Олимпиада Игнатьевна оставила карты и обратилась к дочери.
- Что с тобой, Наташа, что ты, нездорова, что ли?
Иона приложила руку к ее голове.
- У тебя в лице нет кровинки, а голова такая горячая!.. За тобой надо смотреть, как за ребенком. По вечерам теперь сырость такая, а ты ходишь в саду в одном тоненьком платьице. Того и гляди, схватишь лихорадку.
- Я ничего, - отвечала Наташа, - у меня так только, немного болит голова. Это пройдет.
- То-то пройдет, - ворчала Олимпиада Игнатьевна. - Поди-ка ты спать, напейся на ночь малины да закутайся хорошенько; это будет лучше.
Наташа в ту же минуту встала и подошла к маменькиной ручке. Олимпиада Игнатьевна перекрестила ее и поцеловала в лоб.
Сергей Александрыч посмотрел на Наташу с улыбкою и пожал ей руку. Григорий Алексеич молча поклонился ей; и когда она вышла, Петруша отправился вслед за нею.
- Я провожу тебя до твоей комнаты, - сказал он ей.

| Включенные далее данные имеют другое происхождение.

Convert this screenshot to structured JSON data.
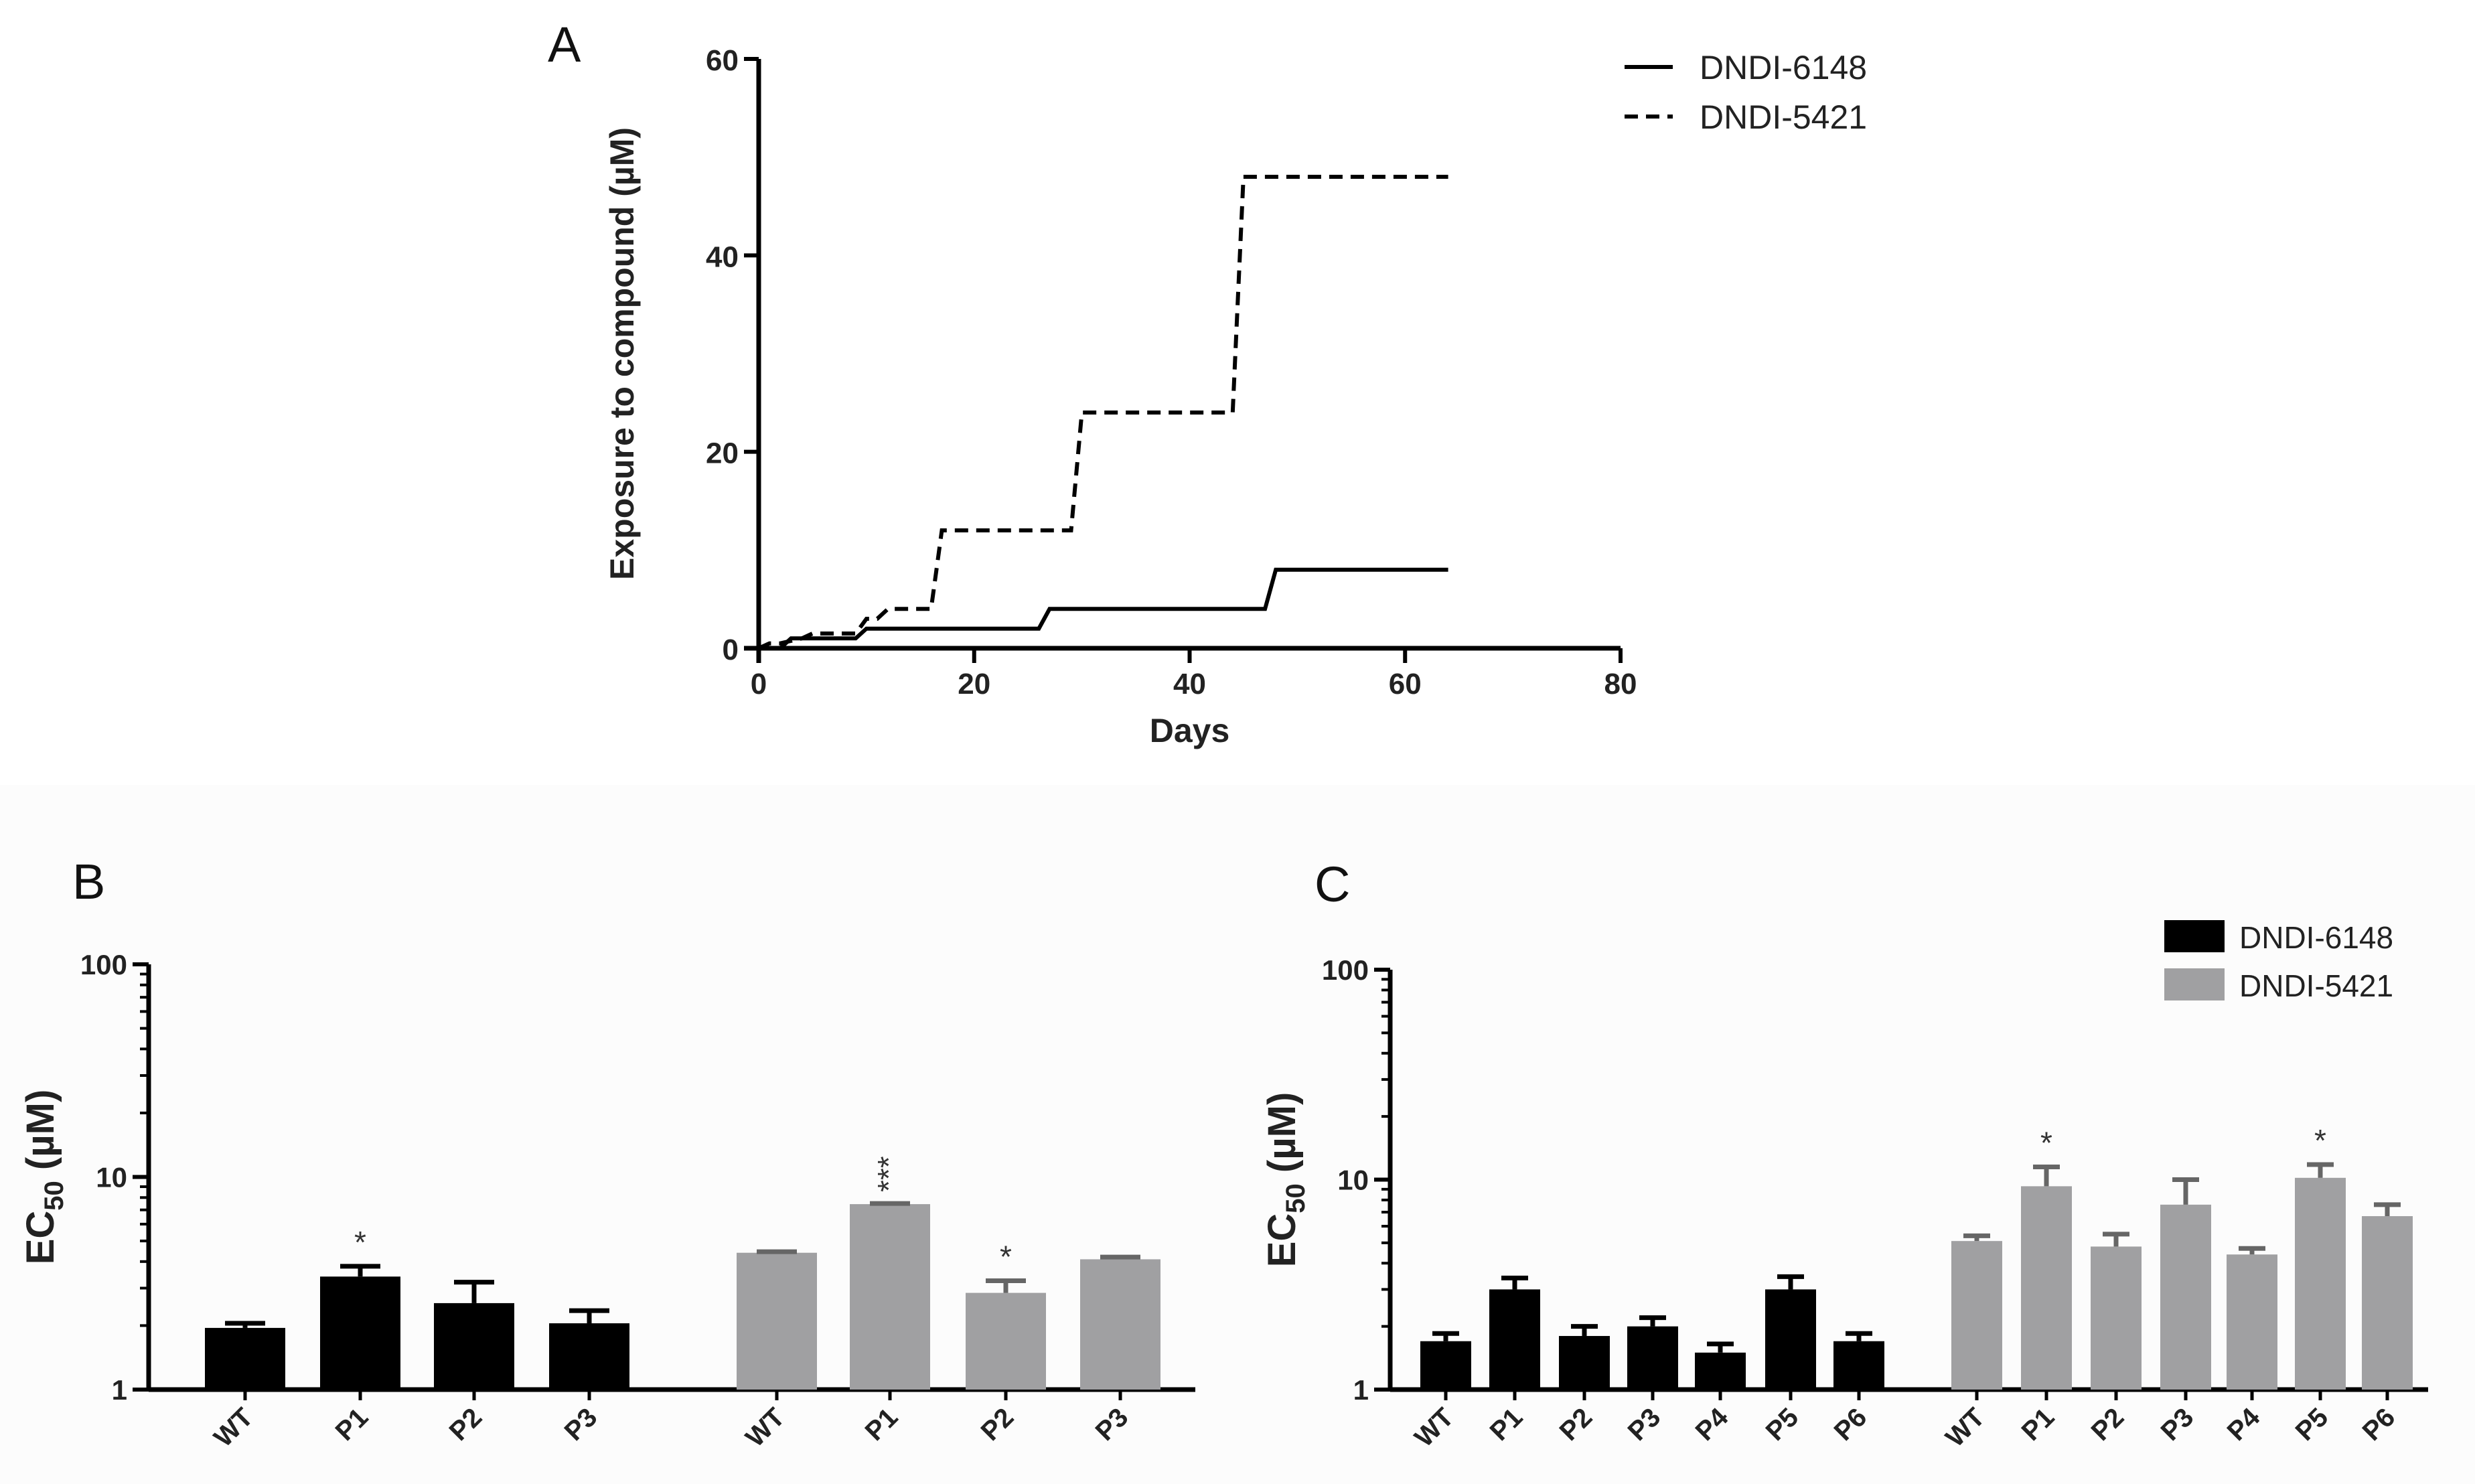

- Спасибо. Зачем же? Я могу дойти и одна, - отвечала Наташа.
- Мне хочется поговорить с тобою, сестра, - произнес Петруша таинственно.
- О чем? - спросила Наташа, вздрагивая, - пожалуй, когда-нибудь после, только не теперь, Я в самом деле не очень здорова.
Петруша нахмурился.
- Послушай, Наташа... - голос Петруши делался все таинственнее, - никогда еще я не чувствовал в себе такой сильной потребности говорить с тобой. Теперь я, может быть, выскажу тебе то, что другой раз мне не удастся высказать. Ты знаешь, что у меня минуты откровения не часты.
Наташа ничего не отвечала.
Войдя в свою комнату, она обратилась к Петруше, который все следовал за нею:
- Тебя, верно, братец, ждут ужинать.
- Я не хочу ужинать, - отвечал Петруша, располагаясь на диване.
- А маменька-то? Она будет беспокоиться... ты ведь знаешь ее... ей бог знает что придет в голову... Она подумает, что и ты нездоров.
- Оставь ее; пусть думает себе, что хочет...
- Поди скажи, чтобы меня не ждали ужинать, - сказал он, обращаясь к горничной, которая ставила на стол свечу.
Когда горничная ушла, Петруша подошел к Наташе, с чувством посмотрел на нее и крепко пожал ее руку.
- Я понимаю тебя, Наташа, - произнес он значительно, - от меня ты не должна ничего скрывать... Верь мне, я могу быть твоим другом; ты можешь смело высказать мне все, что лежит у тебя на сердце... тебе известен мой образ мыслей.
- Что такое? что ты хочешь сказать? - спросила Наташа.
- Неужели ты думаешь, - продолжал Петруша, - что от меня могла ускользнуть перемена, которая произошла в тебе с некоторого времени? Неужели ты воображаешь, что я не понимаю сердца женщины? От меня ты не утаишь ничего. Не бойся. Я, может быть, объясню тебе многое, что еще ты сама не ясно сознаешь в себе... Послушай, Наташа, я еще до сих пор в жизни не встречал женщины, родственной мне по духу, и, может быть, никогда не встречу. Что ожидает меня в будущем? Капля радостей и море страданий! У меня натура артистическая, субъективная, а такого рода натуры не могут быть счастливы в настоящем обществе! Они находят удовлетворение только в самих себе... Знаешь ли ты, что возможность любви, горячей, беспредельной, лежит у меня здесь в зародыше?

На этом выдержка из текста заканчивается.